There’s a standup meeting at 10am, share your updates with the team and find out what others are doing – set up monitoring for a VPN server, create a Python app with Prometheus, set up a service monitor for external services, debug MongDB connection issues To do, run the canary deployment with the flag.
After the meeting, resume the work planned for the day. One of the plans I have made today is to place an additional Kafka cluster in a test environment. We are running Kafka in Cubernets so it should be easy to take existing cluster YAML files and tweak them for new clusters. Or, second thought, should we use helms instead, or maybe a better Kafka operator is available now? No, not going there – too much magic, I want more clear control over my statefulset. Raw YAML it. An hour and a half later a new bunch is going on. The setup was fairly straightforward; Only init containers that register Kafka brokers to DNS require a config change. A short bash script is required to set up accounts in Zookeeper to generate certificates for applications. Kafka Connect was set up to capture database change log events – it appears that the test databases are not running in replica set mode and Debzium cannot get out of it. Backlog this and move on.

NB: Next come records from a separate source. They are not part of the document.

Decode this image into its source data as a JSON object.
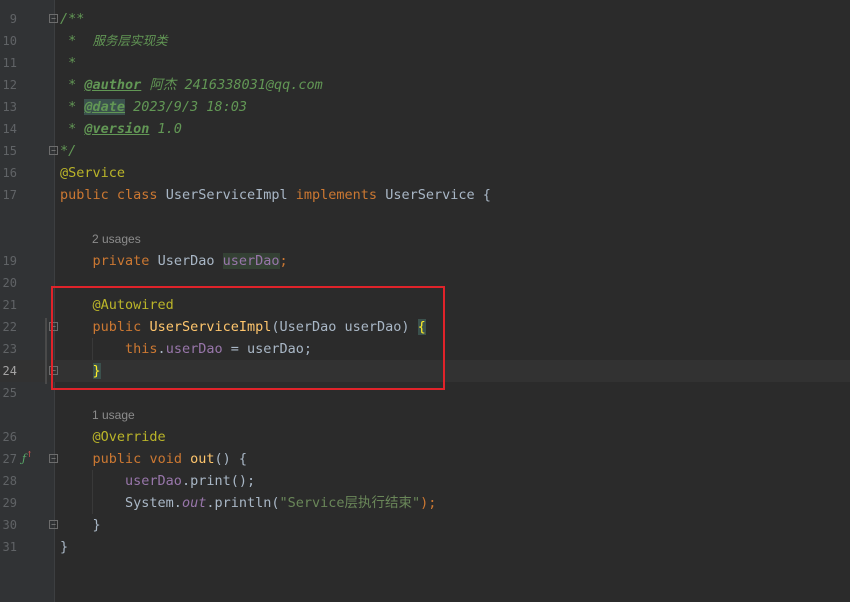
{
  "editor": {
    "line_numbers": [
      "9",
      "10",
      "11",
      "12",
      "13",
      "14",
      "15",
      "16",
      "17",
      "19",
      "20",
      "21",
      "22",
      "23",
      "24",
      "25",
      "26",
      "27",
      "28",
      "29",
      "30",
      "31"
    ],
    "current_line": "24",
    "doc": {
      "open": "/**",
      "desc_star": " *  ",
      "desc": "服务层实现类",
      "blank_star": " *",
      "author_star": " * ",
      "author_tag": "@author",
      "author_value": " 阿杰 2416338031@qq.com",
      "date_star": " * ",
      "date_tag": "@date",
      "date_value": " 2023/9/3 18:03",
      "version_star": " * ",
      "version_tag": "@version",
      "version_value": " 1.0",
      "close": "*/"
    },
    "service_annotation": "@Service",
    "class_decl": {
      "kw_public": "public",
      "kw_class": "class",
      "name": "UserServiceImpl",
      "kw_implements": "implements",
      "iface": "UserService",
      "brace": "{"
    },
    "hint_usages_2": "2 usages",
    "field_decl": {
      "kw_private": "private",
      "type": "UserDao",
      "name": "userDao",
      "semi": ";"
    },
    "autowired_annotation": "@Autowired",
    "ctor_decl": {
      "kw_public": "public",
      "name": "UserServiceImpl",
      "params": "(UserDao userDao) ",
      "brace": "{"
    },
    "ctor_body": {
      "kw_this": "this",
      "dot": ".",
      "field": "userDao",
      "rest": " = userDao;"
    },
    "ctor_close": "}",
    "hint_usages_1": "1 usage",
    "override_annotation": "@Override",
    "method_decl": {
      "kw_public": "public",
      "kw_void": "void",
      "name": "out",
      "rest": "() {"
    },
    "print_call": {
      "field": "userDao",
      "rest": ".print();"
    },
    "println_call": {
      "cls": "System.",
      "static_field": "out",
      "mid": ".println(",
      "str": "\"Service层执行结束\"",
      "end": ");"
    },
    "method_close": "}",
    "class_close": "}"
  },
  "gutter_icon": "fx-override-icon"
}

Now is the time to prepare a scenario for the practice of the wheel of misfortune. At Starship we run this to improve our understanding of systems and share problem solving strategies. It works by breaking down some parts of the system (usually tested) and some unfortunate people try to fix the problem and fix the problem. In this case I will set up a load test Hey To overload the microservices for route calculations. Use it as a Kubernets work called “Heimecker” and hide it well enough so that it is not immediately visible on the LinkedIn service network (yes, evil). Then run the “wheel” exercise and note any gaps we have in the playbook, metrics, alerts, etc.
In the last few hours of the day, block all obstacles and try some coding. I re-applied the Mongoproxy BSON parser as asynchronous (Rust + Tokyo) streaming and wanted to find out how well it works with real data. There is a bug somewhere in the parser courage and I need to add deep logging to get it out. Find a wonderful tracing library for Tokyo and move on …
Disclaimer: The events described here are based on a true story. Not all happened on the same day. Some meetings and interactions with colleagues have been edited. We are hiring.